Ian Beer
- Full name: Ian David Stafford Beer
- Date of birth: 28 April 1931 (age 93)
- Place of birth: Croydon, England
- School: Whitgift School
- University: University of Cambridge
- Notable relative(s): Stafford Beer (brother)
- Occupation(s): Schoolmaster

Rugby union career
- Position(s): Back-row

International career
- Years: Team / Apps / (Points)
- 1955: England / 2 / (3)

= Ian Beer (rugby union) =

English rugby union player

Ian David Stafford Beer (born 28 April 1931) is an English former international rugby union player and schoolmaster.

Born in Croydon, Beer is the younger brother of academic Stafford Beer and attended Whitgift School, where he learned his rugby, before studying for a zoology degree at St Catharine's College, Cambridge.

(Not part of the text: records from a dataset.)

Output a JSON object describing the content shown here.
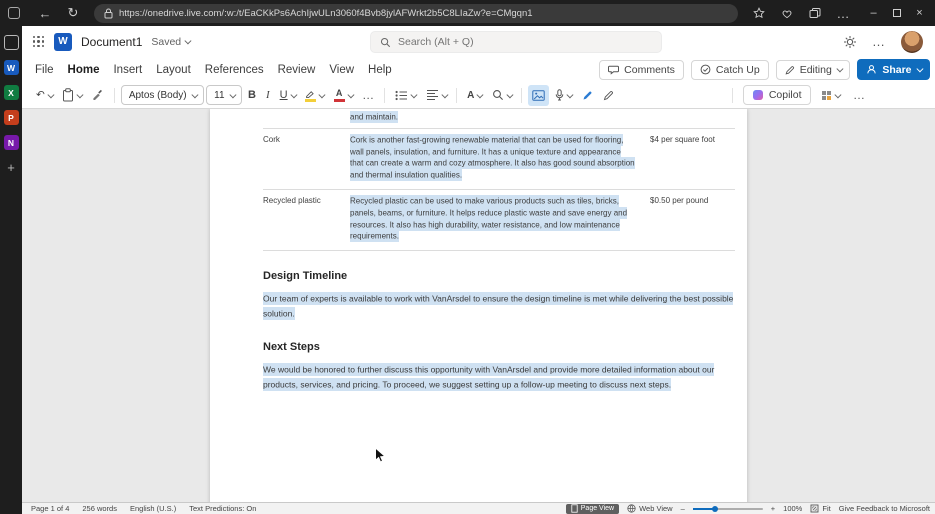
{
  "colors": {
    "accent": "#0f6cbd",
    "highlight": "#cfe1f2",
    "wordblue": "#185abd",
    "excelgreen": "#107c41",
    "pptorange": "#c43e1c",
    "onenotepurple": "#7719aa"
  },
  "icons_text": {
    "back": "←",
    "refresh": "↻",
    "undo": "↶",
    "dots": "…",
    "minimize": "–",
    "close": "×",
    "plus": "+",
    "minus": "–"
  },
  "browser": {
    "url": "https://onedrive.live.com/:w:/t/EaCKkPs6AchIjwULn3060f4Bvb8jylAFWrkt2b5C8LIaZw?e=CMgqn1"
  },
  "sidebar": {
    "apps": [
      {
        "letter": ""
      },
      {
        "letter": "W"
      },
      {
        "letter": "X"
      },
      {
        "letter": "P"
      },
      {
        "letter": "N"
      },
      {
        "letter": "+"
      }
    ]
  },
  "header": {
    "logo_letter": "W",
    "title": "Document1",
    "saved": "Saved",
    "search_placeholder": "Search (Alt + Q)"
  },
  "menu": {
    "items": [
      "File",
      "Home",
      "Insert",
      "Layout",
      "References",
      "Review",
      "View",
      "Help"
    ],
    "comments": "Comments",
    "catch_up": "Catch Up",
    "editing": "Editing",
    "share": "Share"
  },
  "ribbon": {
    "font_name": "Aptos (Body)",
    "font_size": "11",
    "bold": "B",
    "italic": "I",
    "underline": "U",
    "font_color_letter": "A",
    "styles_letter": "A",
    "copilot": "Copilot"
  },
  "document": {
    "cropped_line": "and maintain.",
    "table": {
      "rows": [
        {
          "name": "Cork",
          "description": "Cork is another fast-growing renewable material that can be used for flooring, wall panels, insulation, and furniture. It has a unique texture and appearance that can create a warm and cozy atmosphere. It also has good sound absorption and thermal insulation qualities.",
          "price": "$4 per square foot"
        },
        {
          "name": "Recycled plastic",
          "description": "Recycled plastic can be used to make various products such as tiles, bricks, panels, beams, or furniture. It helps reduce plastic waste and save energy and resources. It also has high durability, water resistance, and low maintenance requirements.",
          "price": "$0.50 per pound"
        }
      ]
    },
    "sections": [
      {
        "heading": "Design Timeline",
        "body": "Our team of experts is available to work with VanArsdel to ensure the design timeline is met while delivering the best possible solution."
      },
      {
        "heading": "Next Steps",
        "body": "We would be honored to further discuss this opportunity with VanArsdel and provide more detailed information about our products, services, and pricing. To proceed, we suggest setting up a follow-up meeting to discuss next steps."
      }
    ]
  },
  "status": {
    "page": "Page 1 of 4",
    "words": "256 words",
    "language": "English (U.S.)",
    "predictions": "Text Predictions: On",
    "page_view": "Page View",
    "web_view": "Web View",
    "zoom": "100%",
    "fit": "Fit",
    "feedback": "Give Feedback to Microsoft"
  }
}
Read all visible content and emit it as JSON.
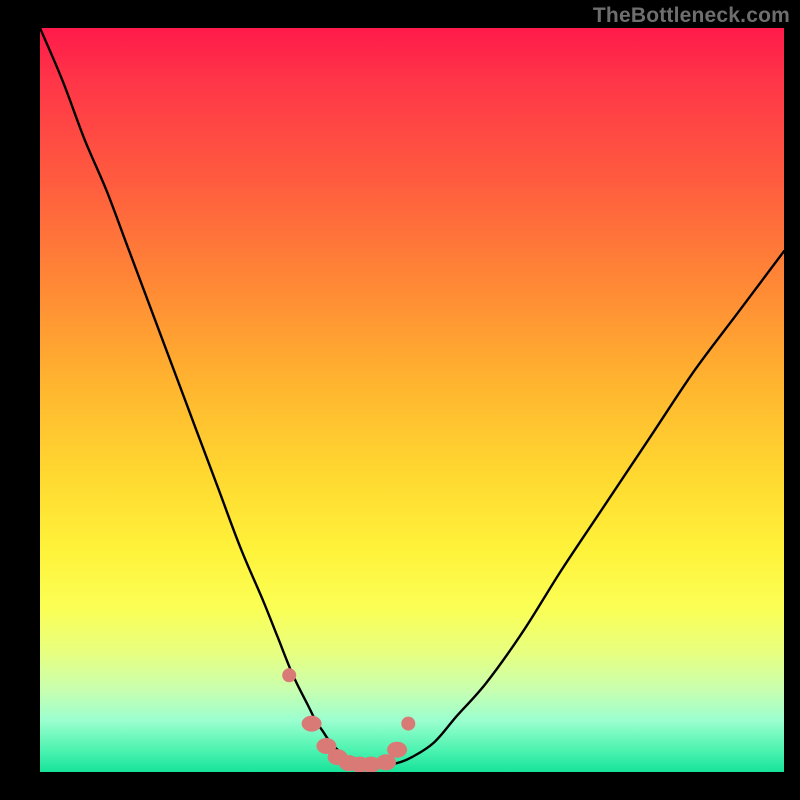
{
  "watermark": "TheBottleneck.com",
  "colors": {
    "frame": "#000000",
    "curve": "#000000",
    "marker": "#d97a77",
    "gradient_top": "#ff1a4a",
    "gradient_bottom": "#17e39a"
  },
  "chart_data": {
    "type": "line",
    "title": "",
    "xlabel": "",
    "ylabel": "",
    "xlim": [
      0,
      100
    ],
    "ylim": [
      0,
      100
    ],
    "x": [
      0,
      3,
      6,
      9,
      12,
      15,
      18,
      21,
      24,
      27,
      30,
      32,
      34,
      36,
      37,
      38,
      39,
      40,
      41,
      42,
      43,
      44,
      46,
      48,
      50,
      53,
      56,
      60,
      65,
      70,
      76,
      82,
      88,
      94,
      100
    ],
    "values": [
      100,
      93,
      85,
      78,
      70,
      62,
      54,
      46,
      38,
      30,
      23,
      18,
      13,
      9,
      7,
      5.5,
      4,
      3,
      2.2,
      1.6,
      1.2,
      1,
      1,
      1.2,
      2,
      4,
      7.5,
      12,
      19,
      27,
      36,
      45,
      54,
      62,
      70
    ],
    "markers": {
      "x": [
        33.5,
        36.5,
        38.5,
        40,
        41.5,
        43,
        44.5,
        46.5,
        48,
        49.5
      ],
      "y": [
        13,
        6.5,
        3.5,
        2,
        1.2,
        1,
        1,
        1.3,
        3,
        6.5
      ]
    }
  }
}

Beer, a back-row forward, gained three Cambridge blues and captained them to victory in the 1954 Varsity Match. He also captained a combined Oxford-Cambridge side on a 1954 tour of North America. Capped twice, Beer played as a number eight for England in the 1955 Five Nations, debuting against France at Twickenham. In his second match, Beer scored the decisive try to prevent Scotland from securing the triple crown. He played for Harlequins until being appointed to a teaching position at Marlborough College in Wiltshire, after which he played for Bath.

Beer was appointed headmaster of Ellesmere College at 29 and remained in the role through the 1960s. He then took over as Lancing College headmaster and, in 1981, replaced Michael Hoban as headmaster of Harrow School. After retiring in 1991, Beer had a term as Rugby Football Union president, serving from 1993 to 1994.